Víctor Hugo Gómez es dirigente del Partido Comunista y desde hace años milita la causa de los Derechos Humanos en la localidad bonaerense de San Martín, causa con la que ha estado comprometido durante toda su vida. Fue preso político durante la dictadura, víctima de la represión en “democracia” y es toda una palabra autorizada para analizar la multitudinaria movilización del 50 aniversario del último golpe y el contexto que la rodea. Consultado por Nuestra Propuesta, destacó que el medio siglo transcurrido “debe interpelarnos como sociedad para poder reflexionar acerca de qué ha fallado para que los mismos que pergeñaron el golpe de Estado de 1976, sean los mismos sectores que ahora gobiernan”.
Al respecto, hizo hincapié en el hilo conductor que lleva desde las políticas lideradas por José Alfredo Martínez de Hoz hasta las que hoy implementan Javier Milei y Luis Caputo. También puntualizó que el negacionismo del carácter genocida y la reivindicación de lo hecho por el terrorismo de Estado tiene su exponente institucional más encumbrado en la vicepresidenta Victoria Villarruel. “Si revisamos la historia podemos ver que esto no comenzó el 24 de marzo de 1976, sino que venía desde varios años atrás”. En tal sentido, Gómez recordó que el gobierno de Isabel Perón viraba vertiginosamente hacia la derecha, con hitos como el Rodrigazo de junio de 1975: “una cúpula de gobierno que ya venía ganada por todo lo que es el neoliberalismo y para poner en práctica ese plan vino la represión que ya se veía en esos años”.
El análisis de Gómez apunta a establecer el vínculo ineludible entre el plan económico y el terrorismo de Estado: “tiene un correlato de compañeros y compañeras detenidas desaparecidas, asesinados, encarcelados, compañeras que fueron violadas durante su cautiverio y cuando todavía faltan que aparezcan 350 personas que fueron robadas cuando eran bebés en los campos de concentración”.
El dirigente comunista entiende que el proceso de Memoria por el que puso siempre el cuerpo es parte necesaria para la comprensión del presente, ya que “debe servir para que reflexionemos y para que como sociedad, como pueblo, como trabajadores, podamos parir un proyecto político que nos permita recuperar todo lo que nos han robado”.
Desde esa construcción de un sentido colectivo de pasado y de presente, se puede caminar hacia otro proyecto de país.

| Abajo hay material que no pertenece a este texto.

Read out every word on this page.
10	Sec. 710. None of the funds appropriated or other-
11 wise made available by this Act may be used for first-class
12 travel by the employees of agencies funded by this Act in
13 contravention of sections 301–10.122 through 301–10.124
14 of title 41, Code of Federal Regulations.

Por eso entiende que la tarea política cotidiana no se limita a la resistencia y pasa centralmente por “abocarnos a la construcción de unidad con aquellos sectores que realmente quieran sacar el país adelante, partiendo una distribución justa de la riqueza, la inclusión y de que la justicia social sea el pan común de todos los días”.
Desde un debate necesario, Víctor Hugo remarcó que la justicia social es incompatible con el sistema capitalista: “el capitalismo nunca resolvió los problemas más urgentes que tenemos como pueblo y como trabajadores”. Por eso, la memoria no se da en abstracto, sino con el compromiso de construir “el frente político que necesitamos”, insistió.
En el trabajo diario de la militancia viven los compañerxs que no están: “Quienes vivimos esos momentos y quienes no los vivieron debemos tener claro que la memoria de los compañeros detenidos-desaparecidos tiene que estar siempre presente”.